[OpenAFS-devel] Re: pthreading the bosserver
Benjamin Kaduk
kaduk@MIT.EDU
Fri, 9 Aug 2013 11:32:29 -0400 (EDT)
On Fri, 9 Aug 2013, chas williams - CONTRACTOR wrote:
> On Thu, 8 Aug 2013 19:54:26 -0400 (EDT)
> Benjamin Kaduk <kaduk@mit.edu> wrote:
>
>>> For the restart cases ('restart -all' and 'restart -bosserver') the user
>>> (or bosserver itself) should probably be prevented from creating new
>>> bnodes since the bnode list shouldn't grow while the various shutdown
>>> procs are being applied.
>>>
>>> That would be easy enough to fix with a flag/lock.
>>
>> Well, I think your tempBnodes_lock is performing this function, or nearly
>> this function. I am not convinced that the extra tempBnodes queue is
>> necessary, though; I think we can just have a flag and skip the extra
>> queue and lock.
>
> You need it. You shouldn't hold the bnode list lock while running
> the proc passed into bnode_ApplyInstance() the proc's might need to
> lock the bnode list in order to change the reference counts on the
> bnodes.
You definitely can't hold the bnode list lock while running the procs in
ApplyInstance, yes. I'm not immediately convinced that dropping the bnode
list lock implies that a temp list is necessary; I think an additional
flag or write lock similar to your next paragraph may be sufficient.

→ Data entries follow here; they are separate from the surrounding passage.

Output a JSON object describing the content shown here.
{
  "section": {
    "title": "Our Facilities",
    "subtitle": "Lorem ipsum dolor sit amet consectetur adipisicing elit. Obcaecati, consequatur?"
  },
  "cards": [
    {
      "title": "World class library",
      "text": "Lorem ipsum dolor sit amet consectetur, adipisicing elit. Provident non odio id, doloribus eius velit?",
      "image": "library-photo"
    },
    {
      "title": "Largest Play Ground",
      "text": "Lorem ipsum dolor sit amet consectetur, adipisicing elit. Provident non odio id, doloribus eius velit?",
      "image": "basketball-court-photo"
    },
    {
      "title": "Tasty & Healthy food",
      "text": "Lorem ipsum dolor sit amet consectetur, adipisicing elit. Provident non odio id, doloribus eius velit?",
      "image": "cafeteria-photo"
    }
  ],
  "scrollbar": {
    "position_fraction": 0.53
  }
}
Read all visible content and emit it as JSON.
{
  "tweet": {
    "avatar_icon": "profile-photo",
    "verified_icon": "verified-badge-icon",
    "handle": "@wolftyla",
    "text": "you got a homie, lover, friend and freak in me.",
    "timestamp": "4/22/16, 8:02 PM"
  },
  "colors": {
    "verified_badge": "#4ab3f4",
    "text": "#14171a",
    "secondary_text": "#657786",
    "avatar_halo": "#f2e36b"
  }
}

Maybe, I should just try to implement my idea and we will see if it works
or not.
> However, fixing Jeffery's issue with restarts is pretty easy though. We
> just need another lock (essentially a modification/write lock) to block
> changes (add and deletes but not reference count changes) to the list of
> current bnodes while restart's are happening. Things like
> SBOZO_RestartAll() shold hold this lock to ensure that the multiple uses
> of bnode_ApplyInstance() apply to the same list of bnodes. Any racing
> bnode_CreateBnode() would eventually succeed (except in the cases were
> the bosserver is shutting down completely).
>
>> Interesting, that's not quite as I would have expected. The reference
>> count is serving only to keep the bnode from being deleted, I thought, not
>> as a write barrier. So I would not have thought the locking would add a
>> substantial overhead. And yes, "totally bogus" was a bit overblown, it
>> was mostly okay but have a few places that were quite wrong.
>
> It does but you need to take the bnode list lock in order to change the
> reference count on the bnodes. I considered a read/write lock strategy
Okay, yes.
> that would let you just have a single bnode list and avoid the temp
> queues. But that seemed overly complicated for bosserver. Now
> considering restartAll perhaps that would be a better choice.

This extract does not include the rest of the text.